The Bangko Sentral ng Pilipinas (BSP) has once more increased its benchmark interest rate, raising it by 25 basis points to combat ongoing inflationary pressures. The new rate now stands at 4.75 percent.
This adjustment reflects the BSP's strategy to anchor inflation expectations, with overnight deposit and lending facility rates set at 4.25 percent and 5.25 percent, respectively.
Continued Vigilance in Monetary Policy
In light of the most recent data, the Monetary Board decided that monetary tightening is still warranted.
Eli Remolona Jr., BSP Governor
Governor Eli Remolona Jr. emphasized the importance of remaining vigilant, stating that the central bank will adjust its policies based on incoming economic data.
- Inflation projected at 6.4% for 2026
- Expected to return to target range by 2028
Remolona mentioned the impact of a prolonged global energy crisis on the Philippines' economy, exacerbated by geopolitical tensions. He pointed to the effects of the US-Iran peace deal and the need for time to restore oil supply chain stability.

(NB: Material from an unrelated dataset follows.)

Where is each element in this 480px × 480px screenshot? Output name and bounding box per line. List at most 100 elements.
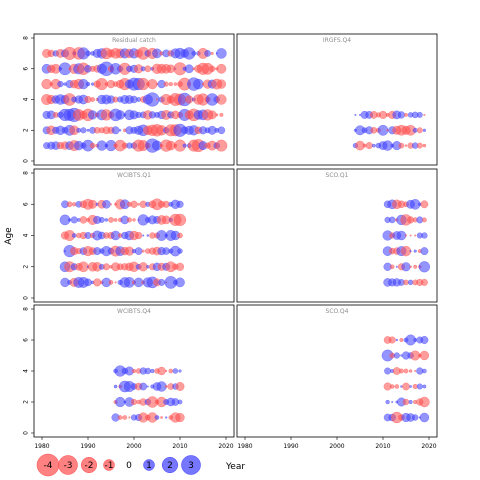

While most analysts anticipated a 25-basis point increase, some argued for a steeper hike of 50 basis points. Remolona indicated that the central bank prefers gradual adjustments to maintain market stability.
BSP Deputy Governor Zeno Ronald Abenoja warned that inflation could remain above the desired range until 2028, with current projections indicating a 6.4 percent rate for this year.
The BSP is prepared to implement further monetary measures if inflation risks escalate, with a commitment to maintaining the 3.0 percent target.